What you're saying now is that you think it's standard practice for peer reviewers to request the raw data for papers they're reviewing? The paper authors signed an actual contract affirming that they hadn't fabricated the data.


It's normal practice for publications to publish papers from authors who explicitly say that they don't even retain the data used to produce the paper? If that's the case what's even the point of peer review?

At this point it seems like you're saying that peer review doesn't actually involve any sort of review. Fortunately, though, other academics don't share your experience that peer review is incapable of identifying faulty research. Because if it did, then there'd be little to no reason to put trust in academia.


Adversarial review with respect to the veracity of the paper author? Unless you're making claims that would upend the field, no, it does not involve any of that sort of review. "I spent 1000 hours taking notes in a dog park" is not an extraordinary claim.

We're saying the same things back and forth to each other at this point and can probably wrap it up.


I didn't say adversarial review. I said publishing papers from authors who explicitly disclaim that they do not have access to their own data any more. Because that's what this publication did. They asked for the data, the hoaxsters claimed that they lost the data, and the journal published the paper anyway.

If what you say is true, that reviewers don't bother reviewing the actual data, then mistakes like missing a decimal point and reporting figures an order of magnitude off would not be caught. That would be astounding, but fortunately most of my coworkers who have experience in academia do not corroborate your claim that reviewers don't bother to look at the data used to produce the paper.


I work in academia in a STEM field. I've never seen or heard of a reviewer asking for access to the raw data used to produce a paper.

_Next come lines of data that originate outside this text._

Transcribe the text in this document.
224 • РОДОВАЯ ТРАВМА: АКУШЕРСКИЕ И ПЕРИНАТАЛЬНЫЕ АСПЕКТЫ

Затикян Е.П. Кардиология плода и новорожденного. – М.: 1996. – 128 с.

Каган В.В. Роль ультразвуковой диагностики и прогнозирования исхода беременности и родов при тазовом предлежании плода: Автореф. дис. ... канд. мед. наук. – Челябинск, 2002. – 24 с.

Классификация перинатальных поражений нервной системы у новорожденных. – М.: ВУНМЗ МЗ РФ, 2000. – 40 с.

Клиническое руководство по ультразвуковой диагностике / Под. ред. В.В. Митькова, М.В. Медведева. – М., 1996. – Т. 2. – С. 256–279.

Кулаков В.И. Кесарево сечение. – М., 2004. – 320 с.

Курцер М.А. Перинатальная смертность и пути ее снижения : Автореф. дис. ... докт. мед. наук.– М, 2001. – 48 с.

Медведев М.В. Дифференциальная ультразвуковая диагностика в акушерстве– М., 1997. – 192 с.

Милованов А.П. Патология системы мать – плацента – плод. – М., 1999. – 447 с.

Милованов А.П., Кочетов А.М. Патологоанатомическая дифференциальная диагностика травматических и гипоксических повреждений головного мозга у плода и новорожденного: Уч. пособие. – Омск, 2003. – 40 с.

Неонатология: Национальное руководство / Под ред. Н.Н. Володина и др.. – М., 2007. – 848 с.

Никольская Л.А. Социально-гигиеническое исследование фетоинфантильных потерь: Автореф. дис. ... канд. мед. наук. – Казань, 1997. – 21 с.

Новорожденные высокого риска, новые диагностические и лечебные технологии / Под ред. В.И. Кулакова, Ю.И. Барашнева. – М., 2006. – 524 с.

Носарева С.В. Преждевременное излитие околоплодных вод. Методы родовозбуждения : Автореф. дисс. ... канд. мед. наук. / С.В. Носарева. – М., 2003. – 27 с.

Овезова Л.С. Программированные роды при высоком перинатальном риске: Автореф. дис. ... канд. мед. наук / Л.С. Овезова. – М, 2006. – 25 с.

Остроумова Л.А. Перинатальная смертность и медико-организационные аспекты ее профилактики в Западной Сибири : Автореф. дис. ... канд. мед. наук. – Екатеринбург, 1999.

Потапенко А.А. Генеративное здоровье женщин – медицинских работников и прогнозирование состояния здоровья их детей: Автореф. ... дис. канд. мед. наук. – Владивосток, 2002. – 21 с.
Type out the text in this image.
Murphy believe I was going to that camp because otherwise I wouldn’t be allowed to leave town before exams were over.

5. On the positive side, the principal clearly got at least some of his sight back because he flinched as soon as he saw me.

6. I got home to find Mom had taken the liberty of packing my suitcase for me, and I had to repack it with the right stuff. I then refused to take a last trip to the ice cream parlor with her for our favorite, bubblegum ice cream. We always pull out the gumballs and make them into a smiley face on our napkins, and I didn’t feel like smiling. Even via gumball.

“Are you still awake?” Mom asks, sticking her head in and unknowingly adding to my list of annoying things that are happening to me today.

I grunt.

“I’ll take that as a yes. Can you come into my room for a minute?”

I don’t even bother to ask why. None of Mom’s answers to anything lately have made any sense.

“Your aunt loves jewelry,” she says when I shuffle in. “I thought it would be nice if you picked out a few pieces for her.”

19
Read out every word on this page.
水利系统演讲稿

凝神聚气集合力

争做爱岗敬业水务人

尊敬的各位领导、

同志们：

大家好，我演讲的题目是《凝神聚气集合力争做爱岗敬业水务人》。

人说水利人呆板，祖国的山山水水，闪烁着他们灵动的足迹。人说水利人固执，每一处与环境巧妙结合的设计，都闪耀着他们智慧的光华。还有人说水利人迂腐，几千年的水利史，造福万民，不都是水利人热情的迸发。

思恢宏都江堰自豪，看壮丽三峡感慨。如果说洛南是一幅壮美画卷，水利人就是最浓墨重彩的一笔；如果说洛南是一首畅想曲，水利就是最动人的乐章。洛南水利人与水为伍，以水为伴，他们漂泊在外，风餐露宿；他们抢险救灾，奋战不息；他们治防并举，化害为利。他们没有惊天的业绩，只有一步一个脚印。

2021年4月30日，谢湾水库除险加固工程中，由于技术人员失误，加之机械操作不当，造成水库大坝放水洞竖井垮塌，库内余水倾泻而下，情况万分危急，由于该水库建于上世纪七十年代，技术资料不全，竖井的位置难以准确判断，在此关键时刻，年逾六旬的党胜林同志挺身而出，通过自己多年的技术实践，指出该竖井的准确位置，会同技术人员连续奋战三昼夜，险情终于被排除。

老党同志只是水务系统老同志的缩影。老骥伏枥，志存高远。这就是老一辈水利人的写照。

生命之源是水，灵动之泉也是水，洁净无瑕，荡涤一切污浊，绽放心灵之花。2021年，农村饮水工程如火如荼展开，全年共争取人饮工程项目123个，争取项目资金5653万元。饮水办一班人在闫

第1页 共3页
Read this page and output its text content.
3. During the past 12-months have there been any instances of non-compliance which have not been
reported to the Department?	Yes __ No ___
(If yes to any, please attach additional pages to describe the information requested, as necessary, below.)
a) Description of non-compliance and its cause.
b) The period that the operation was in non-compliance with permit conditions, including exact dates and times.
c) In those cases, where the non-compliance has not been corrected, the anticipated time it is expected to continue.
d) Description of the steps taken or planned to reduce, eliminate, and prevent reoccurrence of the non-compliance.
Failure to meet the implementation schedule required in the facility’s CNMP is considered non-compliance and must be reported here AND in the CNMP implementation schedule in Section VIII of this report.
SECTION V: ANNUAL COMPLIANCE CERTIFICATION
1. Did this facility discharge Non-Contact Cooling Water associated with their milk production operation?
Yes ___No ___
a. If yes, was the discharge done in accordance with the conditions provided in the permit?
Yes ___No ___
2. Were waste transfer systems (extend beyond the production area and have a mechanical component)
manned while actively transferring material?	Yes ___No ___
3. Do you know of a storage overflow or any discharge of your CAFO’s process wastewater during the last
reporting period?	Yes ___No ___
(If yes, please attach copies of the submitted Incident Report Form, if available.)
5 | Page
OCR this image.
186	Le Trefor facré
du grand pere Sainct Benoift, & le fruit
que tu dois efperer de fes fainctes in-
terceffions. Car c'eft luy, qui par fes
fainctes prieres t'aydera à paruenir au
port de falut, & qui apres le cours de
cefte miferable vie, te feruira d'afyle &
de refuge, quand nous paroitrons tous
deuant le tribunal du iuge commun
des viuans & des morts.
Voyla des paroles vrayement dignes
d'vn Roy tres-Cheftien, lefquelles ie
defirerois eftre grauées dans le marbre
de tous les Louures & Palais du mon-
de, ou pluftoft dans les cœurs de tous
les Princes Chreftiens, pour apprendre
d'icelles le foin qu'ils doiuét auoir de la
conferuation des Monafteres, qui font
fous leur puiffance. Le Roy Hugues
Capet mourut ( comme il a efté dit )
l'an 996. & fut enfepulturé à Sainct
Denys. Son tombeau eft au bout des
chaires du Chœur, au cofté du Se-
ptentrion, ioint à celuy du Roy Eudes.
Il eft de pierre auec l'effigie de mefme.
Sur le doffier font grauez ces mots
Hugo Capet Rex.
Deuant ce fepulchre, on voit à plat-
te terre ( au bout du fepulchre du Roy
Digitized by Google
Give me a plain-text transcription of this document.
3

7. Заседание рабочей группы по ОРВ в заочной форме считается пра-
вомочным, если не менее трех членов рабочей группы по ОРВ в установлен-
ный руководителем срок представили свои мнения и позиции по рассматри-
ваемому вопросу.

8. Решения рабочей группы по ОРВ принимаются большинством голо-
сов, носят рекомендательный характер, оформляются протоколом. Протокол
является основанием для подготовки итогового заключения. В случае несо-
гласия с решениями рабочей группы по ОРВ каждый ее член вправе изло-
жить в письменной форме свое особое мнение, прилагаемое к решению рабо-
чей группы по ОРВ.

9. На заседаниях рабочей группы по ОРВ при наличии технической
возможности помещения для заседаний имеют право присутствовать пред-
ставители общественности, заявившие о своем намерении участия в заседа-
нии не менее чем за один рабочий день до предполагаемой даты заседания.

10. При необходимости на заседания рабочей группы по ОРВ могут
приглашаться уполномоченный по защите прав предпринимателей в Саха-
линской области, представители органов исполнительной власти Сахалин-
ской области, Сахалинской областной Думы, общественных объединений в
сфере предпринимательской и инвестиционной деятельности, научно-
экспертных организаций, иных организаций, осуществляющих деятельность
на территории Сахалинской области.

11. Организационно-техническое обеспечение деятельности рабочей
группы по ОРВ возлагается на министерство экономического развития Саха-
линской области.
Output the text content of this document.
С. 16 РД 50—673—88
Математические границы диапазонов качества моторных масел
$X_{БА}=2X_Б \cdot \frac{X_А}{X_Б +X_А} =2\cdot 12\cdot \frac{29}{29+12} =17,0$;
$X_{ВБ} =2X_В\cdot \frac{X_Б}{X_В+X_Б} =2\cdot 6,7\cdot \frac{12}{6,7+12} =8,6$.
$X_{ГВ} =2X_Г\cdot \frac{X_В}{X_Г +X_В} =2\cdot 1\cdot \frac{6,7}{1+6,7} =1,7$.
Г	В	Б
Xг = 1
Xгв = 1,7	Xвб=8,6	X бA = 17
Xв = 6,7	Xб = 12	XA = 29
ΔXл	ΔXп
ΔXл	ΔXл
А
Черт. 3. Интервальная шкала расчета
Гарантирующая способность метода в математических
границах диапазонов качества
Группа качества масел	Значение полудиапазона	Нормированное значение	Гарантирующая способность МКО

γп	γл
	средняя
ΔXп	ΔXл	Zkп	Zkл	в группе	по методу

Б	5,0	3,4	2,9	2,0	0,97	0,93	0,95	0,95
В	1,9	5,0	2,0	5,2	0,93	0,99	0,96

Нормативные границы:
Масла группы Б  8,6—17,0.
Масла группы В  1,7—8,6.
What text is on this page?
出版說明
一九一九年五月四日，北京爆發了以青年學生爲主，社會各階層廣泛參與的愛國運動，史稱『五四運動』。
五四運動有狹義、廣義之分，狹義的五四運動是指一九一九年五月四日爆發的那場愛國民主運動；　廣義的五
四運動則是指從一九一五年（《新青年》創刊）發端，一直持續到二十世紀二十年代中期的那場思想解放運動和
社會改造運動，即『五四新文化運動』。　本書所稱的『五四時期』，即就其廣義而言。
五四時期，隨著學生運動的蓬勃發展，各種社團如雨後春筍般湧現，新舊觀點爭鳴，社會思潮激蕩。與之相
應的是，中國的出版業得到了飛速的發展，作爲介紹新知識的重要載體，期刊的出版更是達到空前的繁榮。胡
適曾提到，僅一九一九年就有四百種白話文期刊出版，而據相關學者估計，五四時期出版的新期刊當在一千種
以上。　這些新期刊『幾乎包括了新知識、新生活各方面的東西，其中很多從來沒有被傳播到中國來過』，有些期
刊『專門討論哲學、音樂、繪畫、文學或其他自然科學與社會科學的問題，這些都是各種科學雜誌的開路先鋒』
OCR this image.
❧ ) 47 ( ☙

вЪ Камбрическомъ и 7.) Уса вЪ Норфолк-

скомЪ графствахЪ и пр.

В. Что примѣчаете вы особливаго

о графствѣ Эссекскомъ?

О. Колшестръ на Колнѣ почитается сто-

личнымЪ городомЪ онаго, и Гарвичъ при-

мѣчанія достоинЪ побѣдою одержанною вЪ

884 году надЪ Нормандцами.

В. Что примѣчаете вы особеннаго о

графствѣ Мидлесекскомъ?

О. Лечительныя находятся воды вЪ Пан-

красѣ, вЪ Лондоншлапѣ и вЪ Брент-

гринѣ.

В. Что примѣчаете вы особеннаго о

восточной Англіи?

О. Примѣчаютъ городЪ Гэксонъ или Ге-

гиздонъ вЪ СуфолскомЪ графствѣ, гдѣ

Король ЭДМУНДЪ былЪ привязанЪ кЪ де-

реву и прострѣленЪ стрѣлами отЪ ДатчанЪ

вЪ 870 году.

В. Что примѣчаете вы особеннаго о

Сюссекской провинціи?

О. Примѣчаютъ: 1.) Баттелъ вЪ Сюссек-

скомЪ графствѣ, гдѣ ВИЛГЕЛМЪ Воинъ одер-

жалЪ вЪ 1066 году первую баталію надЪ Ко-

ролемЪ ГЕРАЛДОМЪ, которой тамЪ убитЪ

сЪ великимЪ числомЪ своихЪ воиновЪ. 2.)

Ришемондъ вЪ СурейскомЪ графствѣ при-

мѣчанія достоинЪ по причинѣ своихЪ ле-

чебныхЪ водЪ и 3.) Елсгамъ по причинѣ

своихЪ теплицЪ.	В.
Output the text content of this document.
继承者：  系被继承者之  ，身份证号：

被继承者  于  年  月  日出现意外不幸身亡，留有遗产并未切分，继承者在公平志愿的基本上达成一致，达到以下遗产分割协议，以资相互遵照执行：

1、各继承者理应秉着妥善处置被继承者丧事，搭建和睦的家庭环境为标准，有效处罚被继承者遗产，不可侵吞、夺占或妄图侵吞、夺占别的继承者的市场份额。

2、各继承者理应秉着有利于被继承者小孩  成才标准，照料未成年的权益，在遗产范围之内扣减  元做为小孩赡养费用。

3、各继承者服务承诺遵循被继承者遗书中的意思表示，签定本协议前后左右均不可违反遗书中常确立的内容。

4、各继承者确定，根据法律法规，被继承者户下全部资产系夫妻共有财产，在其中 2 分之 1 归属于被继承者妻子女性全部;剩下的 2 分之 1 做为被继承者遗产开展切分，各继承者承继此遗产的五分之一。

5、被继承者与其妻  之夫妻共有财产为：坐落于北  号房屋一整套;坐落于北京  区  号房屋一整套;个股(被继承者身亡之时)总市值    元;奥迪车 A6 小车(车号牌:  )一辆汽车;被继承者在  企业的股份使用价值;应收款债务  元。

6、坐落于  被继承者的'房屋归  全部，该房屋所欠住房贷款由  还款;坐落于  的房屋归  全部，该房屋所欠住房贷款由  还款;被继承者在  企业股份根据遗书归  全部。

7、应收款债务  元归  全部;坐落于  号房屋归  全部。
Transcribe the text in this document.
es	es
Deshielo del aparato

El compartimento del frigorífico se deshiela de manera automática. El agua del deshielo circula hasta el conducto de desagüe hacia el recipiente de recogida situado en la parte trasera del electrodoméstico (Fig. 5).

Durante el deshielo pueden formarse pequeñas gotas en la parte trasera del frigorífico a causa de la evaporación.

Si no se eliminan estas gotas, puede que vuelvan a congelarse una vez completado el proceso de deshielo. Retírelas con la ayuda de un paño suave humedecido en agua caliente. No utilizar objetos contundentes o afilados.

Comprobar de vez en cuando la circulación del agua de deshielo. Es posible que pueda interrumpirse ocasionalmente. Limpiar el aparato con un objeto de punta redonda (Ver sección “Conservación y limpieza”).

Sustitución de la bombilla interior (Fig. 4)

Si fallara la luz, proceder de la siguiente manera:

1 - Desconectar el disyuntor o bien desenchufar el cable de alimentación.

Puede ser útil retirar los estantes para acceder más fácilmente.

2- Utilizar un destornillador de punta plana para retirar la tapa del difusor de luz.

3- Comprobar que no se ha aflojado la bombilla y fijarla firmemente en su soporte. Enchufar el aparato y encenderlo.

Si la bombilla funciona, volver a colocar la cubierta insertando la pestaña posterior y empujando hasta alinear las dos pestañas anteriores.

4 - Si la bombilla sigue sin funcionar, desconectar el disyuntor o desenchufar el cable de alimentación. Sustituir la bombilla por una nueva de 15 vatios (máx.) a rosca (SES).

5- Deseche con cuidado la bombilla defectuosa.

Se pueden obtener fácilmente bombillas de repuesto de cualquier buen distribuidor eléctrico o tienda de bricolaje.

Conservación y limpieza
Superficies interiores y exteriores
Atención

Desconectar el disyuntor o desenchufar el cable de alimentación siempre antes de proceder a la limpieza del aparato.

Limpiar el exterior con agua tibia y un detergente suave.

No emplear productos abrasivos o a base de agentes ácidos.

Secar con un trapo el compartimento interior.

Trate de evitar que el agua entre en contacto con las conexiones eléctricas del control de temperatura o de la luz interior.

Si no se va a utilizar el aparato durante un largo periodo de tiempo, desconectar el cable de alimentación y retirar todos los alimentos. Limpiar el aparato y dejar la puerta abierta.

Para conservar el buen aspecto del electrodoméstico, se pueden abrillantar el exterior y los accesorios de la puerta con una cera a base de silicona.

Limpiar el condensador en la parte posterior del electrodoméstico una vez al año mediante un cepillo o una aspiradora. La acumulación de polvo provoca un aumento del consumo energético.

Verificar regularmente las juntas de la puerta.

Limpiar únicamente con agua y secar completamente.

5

Reviewers typically operate under the assumption that you're not trying to deliberately mislead them about how you collected and evaluated your data (and I think they have to, at least with how the system currently works).

What often happens is that, although the time they get to spend on a single paper is limited, reviewers still come up with important criticisms that end up leading to substantial changes (sometimes multiple rounds of them) or even an outright rejection.